“I don’t know what you are thinking of, Anna Miller, to—to—upset me so!” she cried querelously. “Of course we couldn’t have him here and I an invalid! It would kill me—break my heart.”

As for Anna, she was quite confounded. Absolutely unprepared for the refusal of the precious gift it had cost her so much to proffer, the repetition of that hateful, meaningless phrase irritated her keenly. But for Mr. Langley’s sake, she spoke with measure.

“But Mrs. Langley, I thought you were better—a heap better,” she protested. “Tell me, does your head ache at this very minute?”

Mrs. Langley considered, or tried to do so. “I can’t tell,” she snapped. “I think it must, but I am so wrought up I’m sure I can’t tell. But I know this. As soon as you go, I shall find myself suffering torture, and it’s likely to keep up all night.”

“I am so sorry. I didn’t mean to excite you,” murmured Anna meekly. “But Joe, Junior, wouldn’t excite you, not a bit.

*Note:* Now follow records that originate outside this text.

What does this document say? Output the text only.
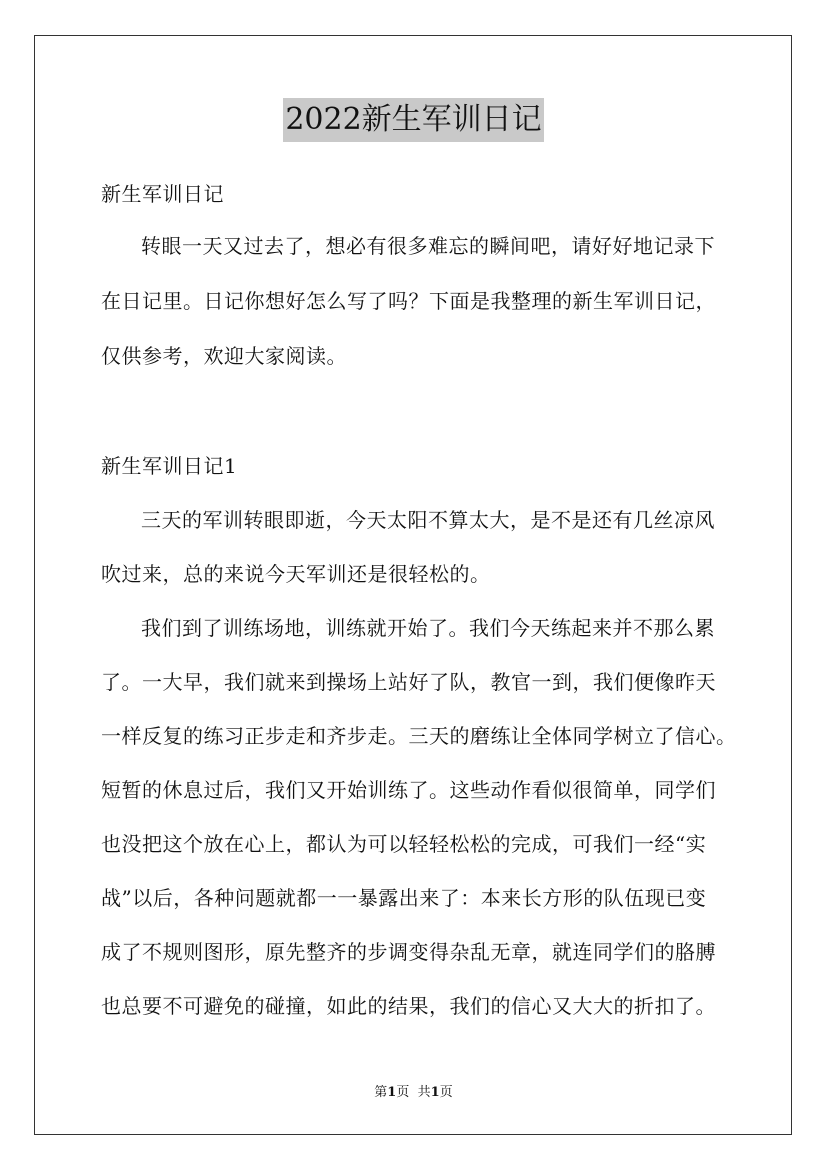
2022新生军训日记
新生军训日记
转眼一天又过去了，想必有很多难忘的瞬间吧，请好好地记录下
在日记里。日记你想好怎么写了吗？下面是我整理的新生军训日记，
仅供参考，欢迎大家阅读。
新生军训日记1
三天的军训转眼即逝，今天太阳不算太大，是不是还有几丝凉风
吹过来，总的来说今天军训还是很轻松的。
我们到了训练场地，训练就开始了。我们今天练起来并不那么累
了。一大早，我们就来到操场上站好了队，教官一到，我们便像昨天
一样反复的练习正步走和齐步走。三天的磨练让全体同学树立了信心。
短暂的休息过后，我们又开始训练了。这些动作看似很简单，同学们
也没把这个放在心上，都认为可以轻轻松松的完成，可我们一经“实
战”以后，各种问题就都一一暴露出来了：本来长方形的队伍现已变
成了不规则图形，原先整齐的步调变得杂乱无章，就连同学们的胳膊
也总要不可避免的碰撞，如此的结果，我们的信心又大大的折扣了。
第1页 共1页
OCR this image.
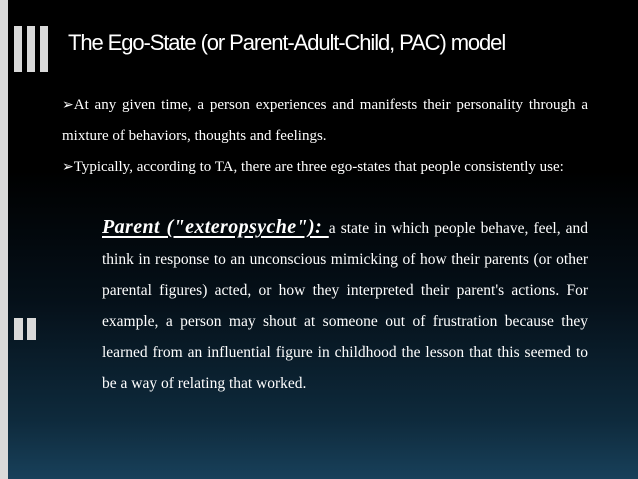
The Ego-State (or Parent-Adult-Child, PAC) model
➢At any given time, a person experiences and manifests their personality through a mixture of behaviors, thoughts and feelings.
➢Typically, according to TA, there are three ego-states that people consistently use:
Parent ("exteropsyche"): a state in which people behave, feel, and think in response to an unconscious mimicking of how their parents (or other parental figures) acted, or how they interpreted their parent's actions. For example, a person may shout at someone out of frustration because they learned from an influential figure in childhood the lesson that this seemed to be a way of relating that worked.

And he wouldn’t be any trouble even to a worse invalid than you were when you were at your very sickest. He isn’t at all like other babies. Big Bell would take all the care of him—she knows how to handle ’em and she’s crazy about him already. And Mr. Langley would play with him—he’d love to, too—and then whenever you wanted to see him and hear the little love talk, why all you’d have to do would be to have him brought in—ask Bell for him.”

“And like as not Bell would have an excuse all ready. I know Bell Adams better than you do, Anna Miller! She’d keep him to herself all the time and when I wanted him, she’d say he was having a nap. And he’d like Mr. Langley better than he would me and he wouldn’t come to me from him. And—O dear, O dear, why did you come here with your wild notions stirring me up so that I sha’n’t get a wink of sleep all night!”

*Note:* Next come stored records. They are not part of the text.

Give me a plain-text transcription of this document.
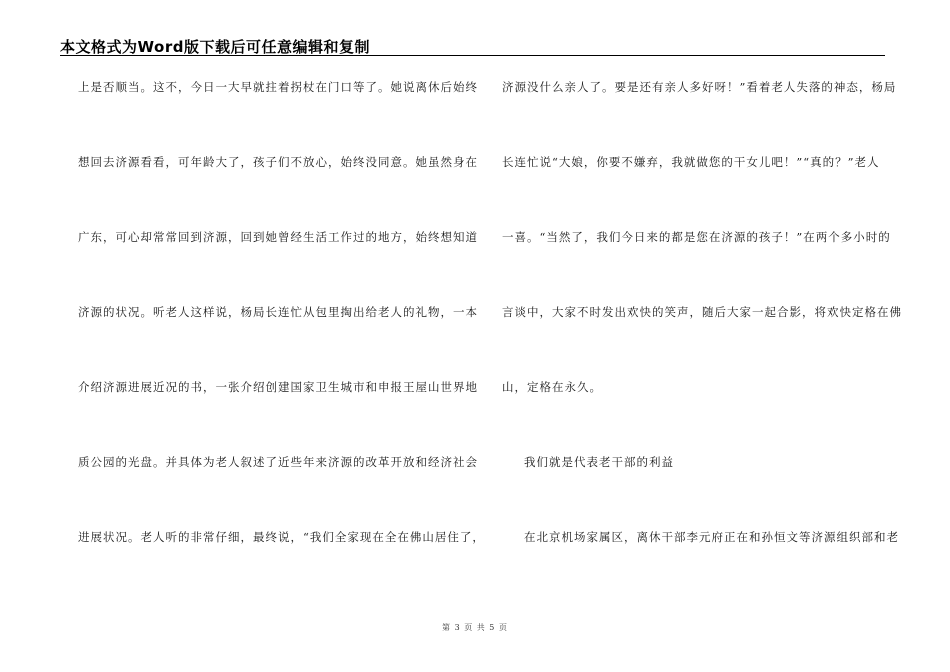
本文格式为Word版下载后可任意编辑和复制
上是否顺当。这不，今日一大早就拄着拐杖在门口等了。她说离休后始终
想回去济源看看，可年龄大了，孩子们不放心，始终没同意。她虽然身在
广东，可心却常常回到济源，回到她曾经生活工作过的地方，始终想知道
济源的状况。听老人这样说，杨局长连忙从包里掏出给老人的礼物，一本
介绍济源进展近况的书，一张介绍创建国家卫生城市和申报王屋山世界地
质公园的光盘。并具体为老人叙述了近些年来济源的改革开放和经济社会
进展状况。老人听的非常仔细，最终说，“我们全家现在全在佛山居住了，
济源没什么亲人了。要是还有亲人多好呀！”看着老人失落的神态，杨局
长连忙说“大娘，你要不嫌弃，我就做您的干女儿吧！”“真的？”老人
一喜。“当然了，我们今日来的都是您在济源的孩子！”在两个多小时的
言谈中，大家不时发出欢快的笑声，随后大家一起合影，将欢快定格在佛
山，定格在永久。
我们就是代表老干部的利益
在北京机场家属区，离休干部李元府正在和孙恒文等济源组织部和老
第 3 页 共 5 页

Anna looked desperately and forlornly at the big purple roses. A long pause ensued which Mrs. Langley finally broke.

“Anna, I would like to have you bring the baby over here just as often as you can,” she said in a conciliatory way. “Of course it wouldn’t be wise for me to have him in the house all the time in my delicate state of health, as you would know if you were older or had had experience with illness. But I would dearly love to have you bring him over every day besides all Saturday afternoons.”

Slow to anger as the girl was, she wasn’t proof against this. She sprang to her feet.

“Not on your tintype!” she cried hotly. “That baby shall never come to this house again unless he comes to stay—never! never! I’ve got something else to do than tote him way over here every day, and if you want to see him days you’ve got to shelter him nights. Not that the darling has to go a begging for shelter, for I’m sure I don’t want to give him away. But I’ll give you one more chance. Do you want him to keep, or will you never look on his face again?”